This Is Why

The National Association of Letter Carriers, NALC, in association with the Pstal Service, has been conducting a national food drive on the 2nd Saturday in May for 13 years.

The Food Drive actually started quite a bit before that, on a local level right here in Phoenix. I believe the first year I started working as a letter carrier, 1978, was the second year for the Drive. It collects millions of pounds of donated canned and dry goods for distribution to food banks and charities across the US.

My current route, which encompasses a large seniors-only trailer park and an upscale neighborhod of large homes on half-acre lots, tends to get a lot of donations.
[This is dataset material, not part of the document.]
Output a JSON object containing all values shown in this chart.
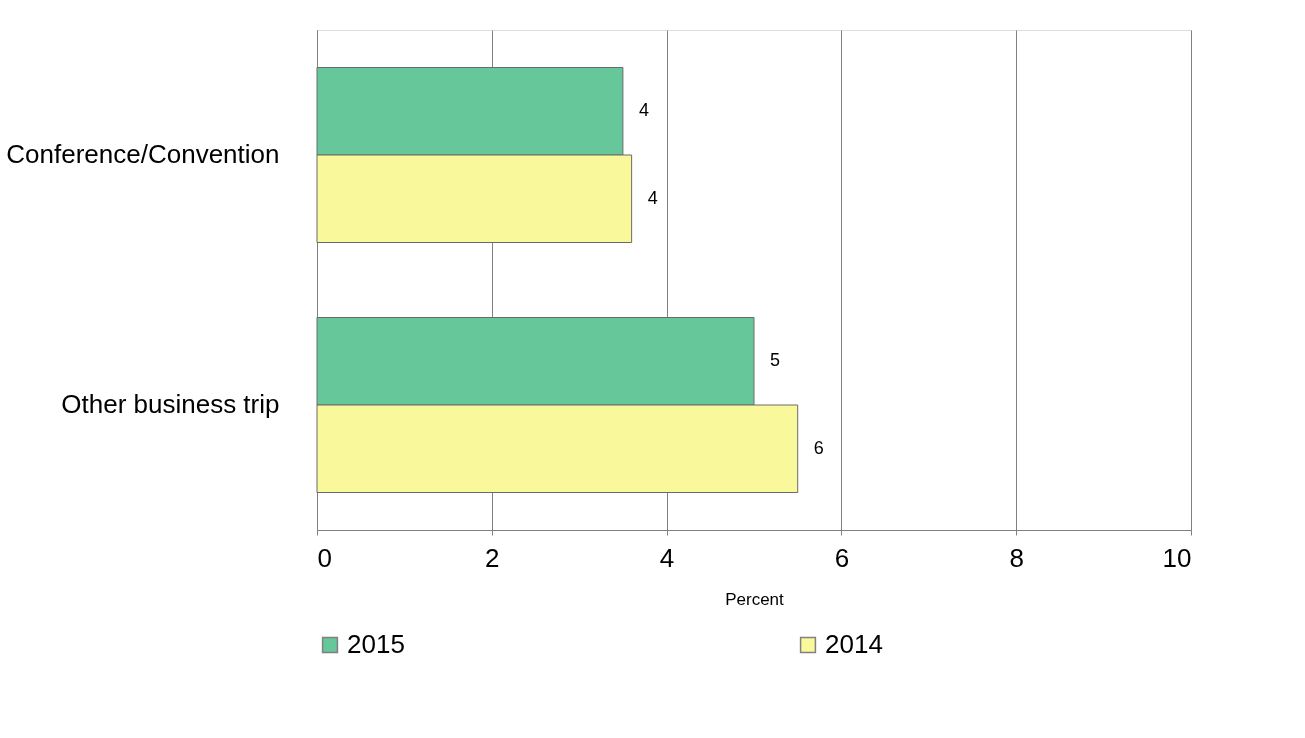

Most of this comes from the trailer park residents, a lot of whom are on restricted incomes themselves. Well over half the 350 residents of the park left out a bag of food, sometimes multiple bags, by their mailbox Saturday.

By contrast, of the 160 families in the upscale neighborhood, only about 25-30 left out donations.

And that was a better response from the upscalers than I've had in previous years.

And it was a lot better than the response I got from my previous route. That was mostly a very upscale, golf-course-outside-the-back-door gated community, a stone's throw from the million-dollar estates in Paradise Valley. The last time I collected from the over-300 residences there, I drove back to the station with a single plastic tray holding about two dozen cans.

It may be a cliche, but the empirical evidence I've seen on the food drives does seem to suggest that the more money a household has, the less likely they are to donate to charitable causes.

Why is that? And what would it take to change that?

1 comment:

Will Shetterly said...

Dude, rich people know that poor people deserve to be poor, because they're lazy or stupid or God hates them. Rich people who stop thinking that tend to stop being rich people--or they start spending more money on drugs or shrinks or religion.